Citigroup fell $1.24, or 2.9 percent, to $41.24 after its income fell well short of Wall Street's expectations. The bank's legal expenses rose and it released less money from its loan-loss reserves.

Bank of America dropped 50 cents, or 4.2 percent, to $11.28 after its earnings declined. The bank is continuing to work on clearing up old problems at its mortgage unit. The bank made $367 million in the last three months of 2012 after paying preferred dividends, down sharply from $1.6 billion in the same period a year ago.

Kim Caughey Forrest, a senior analyst at Fort Pitt Capital Group, said it was too early to conclude that the housing market had turned the corner. She noted that a large "shadow inventory" of houses that still need to be foreclosed on may weigh on house prices in the coming months.

"This rally is probably a little bit too optimistic for the information that we got," Caughey Forrest said. "There's some conflicting information here and the market has just decided to overlook the negative thing."

The indexes powered higher even as more discouraging news about manufacturing came out. The Philadelphia branch of the Federal Reserve reported that manufacturing contracted this month in the mid-Atlantic region. On Tuesday, the Fed's New York branch reported that manufacturing in its own district was worsening.
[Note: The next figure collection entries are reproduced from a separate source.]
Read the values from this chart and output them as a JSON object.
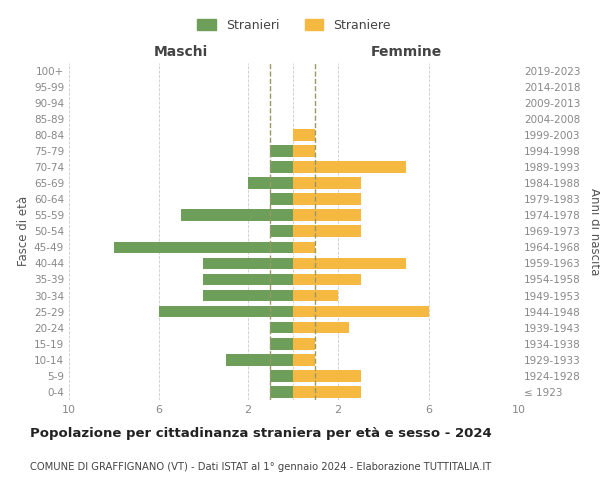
{
  "age_groups": [
    "100+",
    "95-99",
    "90-94",
    "85-89",
    "80-84",
    "75-79",
    "70-74",
    "65-69",
    "60-64",
    "55-59",
    "50-54",
    "45-49",
    "40-44",
    "35-39",
    "30-34",
    "25-29",
    "20-24",
    "15-19",
    "10-14",
    "5-9",
    "0-4"
  ],
  "birth_years": [
    "≤ 1923",
    "1924-1928",
    "1929-1933",
    "1934-1938",
    "1939-1943",
    "1944-1948",
    "1949-1953",
    "1954-1958",
    "1959-1963",
    "1964-1968",
    "1969-1973",
    "1974-1978",
    "1979-1983",
    "1984-1988",
    "1989-1993",
    "1994-1998",
    "1999-2003",
    "2004-2008",
    "2009-2013",
    "2014-2018",
    "2019-2023"
  ],
  "males": [
    0,
    0,
    0,
    0,
    0,
    1,
    1,
    2,
    1,
    5,
    1,
    8,
    4,
    4,
    4,
    6,
    1,
    1,
    3,
    1,
    1
  ],
  "females": [
    0,
    0,
    0,
    0,
    1,
    1,
    5,
    3,
    3,
    3,
    3,
    1,
    5,
    3,
    2,
    6,
    2.5,
    1,
    1,
    3,
    3
  ],
  "male_color": "#6d9e5a",
  "female_color": "#f5b942",
  "grid_color": "#cccccc",
  "text_color": "#888888",
  "title": "Popolazione per cittadinanza straniera per età e sesso - 2024",
  "subtitle": "COMUNE DI GRAFFIGNANO (VT) - Dati ISTAT al 1° gennaio 2024 - Elaborazione TUTTITALIA.IT",
  "legend_male": "Stranieri",
  "legend_female": "Straniere",
  "xlabel_left": "Maschi",
  "xlabel_right": "Femmine",
  "ylabel_left": "Fasce di età",
  "ylabel_right": "Anni di nascita",
  "xlim": 10,
  "background_color": "#ffffff",
  "center_line_color": "#999966"
}
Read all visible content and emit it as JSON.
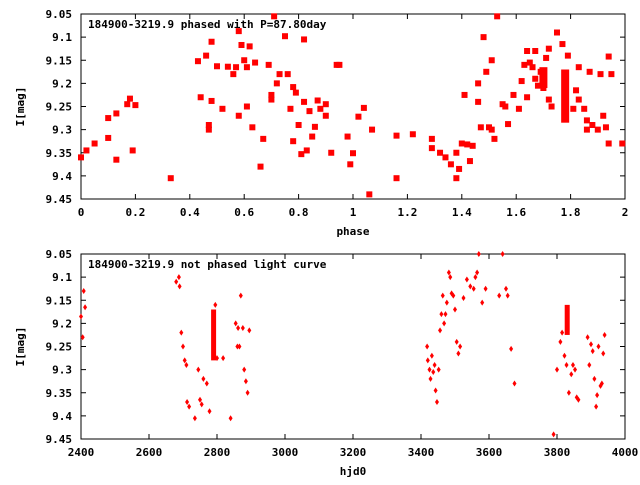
{
  "chart_data": [
    {
      "type": "scatter",
      "title": "184900-3219.9 phased with P=87.80day",
      "xlabel": "phase",
      "ylabel": "I[mag]",
      "xlim": [
        0,
        2
      ],
      "ylim": [
        9.05,
        9.45
      ],
      "y_inverted": true,
      "x_ticks": [
        "0",
        "0.2",
        "0.4",
        "0.6",
        "0.8",
        "1",
        "1.2",
        "1.4",
        "1.6",
        "1.8",
        "2"
      ],
      "x_tick_values": [
        0,
        0.2,
        0.4,
        0.6,
        0.8,
        1.0,
        1.2,
        1.4,
        1.6,
        1.8,
        2.0
      ],
      "y_ticks": [
        "9.05",
        "9.1",
        "9.15",
        "9.2",
        "9.25",
        "9.3",
        "9.35",
        "9.4",
        "9.45"
      ],
      "y_tick_values": [
        9.05,
        9.1,
        9.15,
        9.2,
        9.25,
        9.3,
        9.35,
        9.4,
        9.45
      ],
      "marker_color": "#ff0000",
      "grid": false,
      "legend": "top-left",
      "series": [
        {
          "points": [
            [
              0.0,
              9.36
            ],
            [
              0.02,
              9.345
            ],
            [
              0.05,
              9.33
            ],
            [
              0.1,
              9.318
            ],
            [
              0.1,
              9.275
            ],
            [
              0.13,
              9.365
            ],
            [
              0.13,
              9.265
            ],
            [
              0.17,
              9.245
            ],
            [
              0.18,
              9.233
            ],
            [
              0.19,
              9.345
            ],
            [
              0.2,
              9.247
            ],
            [
              0.33,
              9.405
            ],
            [
              0.43,
              9.152
            ],
            [
              0.44,
              9.23
            ],
            [
              0.46,
              9.14
            ],
            [
              0.47,
              9.29
            ],
            [
              0.47,
              9.3
            ],
            [
              0.48,
              9.11
            ],
            [
              0.48,
              9.238
            ],
            [
              0.5,
              9.163
            ],
            [
              0.52,
              9.255
            ],
            [
              0.54,
              9.164
            ],
            [
              0.56,
              9.18
            ],
            [
              0.57,
              9.165
            ],
            [
              0.58,
              9.27
            ],
            [
              0.58,
              9.087
            ],
            [
              0.59,
              9.117
            ],
            [
              0.6,
              9.15
            ],
            [
              0.61,
              9.165
            ],
            [
              0.61,
              9.25
            ],
            [
              0.62,
              9.12
            ],
            [
              0.63,
              9.295
            ],
            [
              0.64,
              9.155
            ],
            [
              0.66,
              9.38
            ],
            [
              0.67,
              9.32
            ],
            [
              0.69,
              9.16
            ],
            [
              0.7,
              9.235
            ],
            [
              0.7,
              9.225
            ],
            [
              0.71,
              9.055
            ],
            [
              0.72,
              9.2
            ],
            [
              0.73,
              9.18
            ],
            [
              0.75,
              9.098
            ],
            [
              0.76,
              9.18
            ],
            [
              0.77,
              9.255
            ],
            [
              0.78,
              9.325
            ],
            [
              0.78,
              9.208
            ],
            [
              0.79,
              9.22
            ],
            [
              0.8,
              9.29
            ],
            [
              0.81,
              9.353
            ],
            [
              0.82,
              9.105
            ],
            [
              0.82,
              9.24
            ],
            [
              0.83,
              9.345
            ],
            [
              0.84,
              9.26
            ],
            [
              0.85,
              9.315
            ],
            [
              0.86,
              9.294
            ],
            [
              0.87,
              9.237
            ],
            [
              0.88,
              9.255
            ],
            [
              0.9,
              9.245
            ],
            [
              0.9,
              9.27
            ],
            [
              0.92,
              9.35
            ],
            [
              0.94,
              9.16
            ],
            [
              0.95,
              9.16
            ],
            [
              0.98,
              9.315
            ],
            [
              0.99,
              9.375
            ],
            [
              1.0,
              9.351
            ],
            [
              1.02,
              9.272
            ],
            [
              1.04,
              9.253
            ],
            [
              1.06,
              9.44
            ],
            [
              1.07,
              9.3
            ],
            [
              1.16,
              9.405
            ],
            [
              1.16,
              9.313
            ],
            [
              1.22,
              9.31
            ],
            [
              1.29,
              9.32
            ],
            [
              1.29,
              9.34
            ],
            [
              1.32,
              9.35
            ],
            [
              1.34,
              9.36
            ],
            [
              1.36,
              9.375
            ],
            [
              1.38,
              9.405
            ],
            [
              1.38,
              9.35
            ],
            [
              1.39,
              9.385
            ],
            [
              1.4,
              9.33
            ],
            [
              1.41,
              9.225
            ],
            [
              1.42,
              9.332
            ],
            [
              1.43,
              9.368
            ],
            [
              1.44,
              9.335
            ],
            [
              1.46,
              9.24
            ],
            [
              1.46,
              9.2
            ],
            [
              1.47,
              9.295
            ],
            [
              1.48,
              9.1
            ],
            [
              1.49,
              9.175
            ],
            [
              1.5,
              9.295
            ],
            [
              1.51,
              9.15
            ],
            [
              1.51,
              9.3
            ],
            [
              1.52,
              9.32
            ],
            [
              1.53,
              9.055
            ],
            [
              1.55,
              9.245
            ],
            [
              1.56,
              9.25
            ],
            [
              1.57,
              9.288
            ],
            [
              1.59,
              9.225
            ],
            [
              1.61,
              9.255
            ],
            [
              1.62,
              9.195
            ],
            [
              1.63,
              9.16
            ],
            [
              1.64,
              9.23
            ],
            [
              1.64,
              9.13
            ],
            [
              1.65,
              9.155
            ],
            [
              1.66,
              9.165
            ],
            [
              1.67,
              9.13
            ],
            [
              1.67,
              9.19
            ],
            [
              1.68,
              9.205
            ],
            [
              1.69,
              9.175
            ],
            [
              1.7,
              9.21
            ],
            [
              1.71,
              9.145
            ],
            [
              1.72,
              9.125
            ],
            [
              1.72,
              9.235
            ],
            [
              1.73,
              9.25
            ],
            [
              1.75,
              9.09
            ],
            [
              1.77,
              9.115
            ],
            [
              1.79,
              9.14
            ],
            [
              1.81,
              9.255
            ],
            [
              1.82,
              9.215
            ],
            [
              1.83,
              9.165
            ],
            [
              1.83,
              9.235
            ],
            [
              1.85,
              9.255
            ],
            [
              1.86,
              9.28
            ],
            [
              1.86,
              9.3
            ],
            [
              1.87,
              9.175
            ],
            [
              1.88,
              9.29
            ],
            [
              1.9,
              9.3
            ],
            [
              1.91,
              9.18
            ],
            [
              1.92,
              9.27
            ],
            [
              1.93,
              9.295
            ],
            [
              1.94,
              9.142
            ],
            [
              1.94,
              9.33
            ],
            [
              1.95,
              9.18
            ],
            [
              1.99,
              9.33
            ]
          ],
          "vertical_clusters": [
            {
              "x": 1.7,
              "y_from": 9.165,
              "y_to": 9.21
            },
            {
              "x": 1.78,
              "y_from": 9.17,
              "y_to": 9.285
            }
          ]
        }
      ]
    },
    {
      "type": "scatter",
      "title": "184900-3219.9 not phased light curve",
      "xlabel": "hjd0",
      "ylabel": "I[mag]",
      "xlim": [
        2400,
        4000
      ],
      "ylim": [
        9.05,
        9.45
      ],
      "y_inverted": true,
      "x_ticks": [
        "2400",
        "2600",
        "2800",
        "3000",
        "3200",
        "3400",
        "3600",
        "3800",
        "4000"
      ],
      "x_tick_values": [
        2400,
        2600,
        2800,
        3000,
        3200,
        3400,
        3600,
        3800,
        4000
      ],
      "y_ticks": [
        "9.05",
        "9.1",
        "9.15",
        "9.2",
        "9.25",
        "9.3",
        "9.35",
        "9.4",
        "9.45"
      ],
      "y_tick_values": [
        9.05,
        9.1,
        9.15,
        9.2,
        9.25,
        9.3,
        9.35,
        9.4,
        9.45
      ],
      "marker_color": "#ff0000",
      "grid": false,
      "legend": "top-left",
      "series": [
        {
          "points": [
            [
              2400,
              9.185
            ],
            [
              2405,
              9.23
            ],
            [
              2408,
              9.13
            ],
            [
              2412,
              9.165
            ],
            [
              2680,
              9.11
            ],
            [
              2688,
              9.1
            ],
            [
              2690,
              9.12
            ],
            [
              2695,
              9.22
            ],
            [
              2700,
              9.25
            ],
            [
              2705,
              9.28
            ],
            [
              2710,
              9.29
            ],
            [
              2712,
              9.37
            ],
            [
              2718,
              9.38
            ],
            [
              2735,
              9.405
            ],
            [
              2745,
              9.3
            ],
            [
              2750,
              9.365
            ],
            [
              2755,
              9.375
            ],
            [
              2760,
              9.32
            ],
            [
              2770,
              9.33
            ],
            [
              2778,
              9.39
            ],
            [
              2795,
              9.16
            ],
            [
              2800,
              9.275
            ],
            [
              2818,
              9.275
            ],
            [
              2840,
              9.405
            ],
            [
              2855,
              9.2
            ],
            [
              2860,
              9.25
            ],
            [
              2862,
              9.21
            ],
            [
              2866,
              9.25
            ],
            [
              2870,
              9.14
            ],
            [
              2876,
              9.21
            ],
            [
              2880,
              9.3
            ],
            [
              2885,
              9.325
            ],
            [
              2890,
              9.35
            ],
            [
              2895,
              9.215
            ],
            [
              3418,
              9.25
            ],
            [
              3420,
              9.28
            ],
            [
              3425,
              9.3
            ],
            [
              3428,
              9.32
            ],
            [
              3432,
              9.27
            ],
            [
              3436,
              9.305
            ],
            [
              3440,
              9.29
            ],
            [
              3443,
              9.345
            ],
            [
              3447,
              9.37
            ],
            [
              3452,
              9.3
            ],
            [
              3456,
              9.215
            ],
            [
              3460,
              9.18
            ],
            [
              3464,
              9.14
            ],
            [
              3468,
              9.2
            ],
            [
              3472,
              9.18
            ],
            [
              3476,
              9.155
            ],
            [
              3482,
              9.09
            ],
            [
              3486,
              9.1
            ],
            [
              3490,
              9.135
            ],
            [
              3495,
              9.14
            ],
            [
              3500,
              9.17
            ],
            [
              3505,
              9.24
            ],
            [
              3510,
              9.265
            ],
            [
              3515,
              9.25
            ],
            [
              3525,
              9.145
            ],
            [
              3535,
              9.105
            ],
            [
              3545,
              9.12
            ],
            [
              3555,
              9.125
            ],
            [
              3560,
              9.1
            ],
            [
              3565,
              9.09
            ],
            [
              3570,
              9.05
            ],
            [
              3580,
              9.155
            ],
            [
              3590,
              9.125
            ],
            [
              3630,
              9.14
            ],
            [
              3640,
              9.05
            ],
            [
              3650,
              9.125
            ],
            [
              3655,
              9.14
            ],
            [
              3665,
              9.255
            ],
            [
              3675,
              9.33
            ],
            [
              3790,
              9.44
            ],
            [
              3800,
              9.3
            ],
            [
              3810,
              9.24
            ],
            [
              3815,
              9.22
            ],
            [
              3822,
              9.27
            ],
            [
              3828,
              9.29
            ],
            [
              3835,
              9.35
            ],
            [
              3842,
              9.31
            ],
            [
              3847,
              9.29
            ],
            [
              3853,
              9.3
            ],
            [
              3858,
              9.36
            ],
            [
              3863,
              9.365
            ],
            [
              3890,
              9.23
            ],
            [
              3895,
              9.29
            ],
            [
              3900,
              9.245
            ],
            [
              3905,
              9.26
            ],
            [
              3910,
              9.32
            ],
            [
              3915,
              9.38
            ],
            [
              3918,
              9.355
            ],
            [
              3922,
              9.25
            ],
            [
              3928,
              9.335
            ],
            [
              3932,
              9.33
            ],
            [
              3936,
              9.265
            ],
            [
              3940,
              9.225
            ]
          ],
          "vertical_clusters": [
            {
              "x": 2790,
              "y_from": 9.17,
              "y_to": 9.28
            },
            {
              "x": 3830,
              "y_from": 9.16,
              "y_to": 9.225
            }
          ]
        }
      ]
    }
  ]
}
Stocks started 2013 with a rally after lawmakers came up with a last-minute plan to stop the U.S. going over the "fiscal cliff," a series of tax hikes and spending cuts that economists say would probably have pushed the U.S. into recession.

The Dow and the S&P 500 are both up 3.8 percent since the start of January.

The yield on the 10-year Treasury note, which moves inversely to its price, rose four basis points to 1.88 percent.

Other stocks making big moves:

— EBay rose $1.27, or 2.4 percent, to $54.17 after reporting fourth-quarter earnings that exceeded analysts' expectations. Bargain-hunting holiday shoppers flocked to eBay's online shopping mall and digital payment service, PayPal.

— CBS surged $3.01, or 7.9 percent, to $40.95 after the media company said late Wednesday that it was converting its U.S. outdoor advertising business to a real estate investment trust and selling the international portion of the business. Deutsche Bank analysts lifted their target price on the stock to $47 from $40, saying the conversion to a REIT "meaningfully enhances value."

— BlackRock gained $9.76, or 4.4 percent, to $232 after the investment manager said its fourth-quarter net income surged, beating analysts' forecasts. The company also increased its dividend and said it may buy back more stock.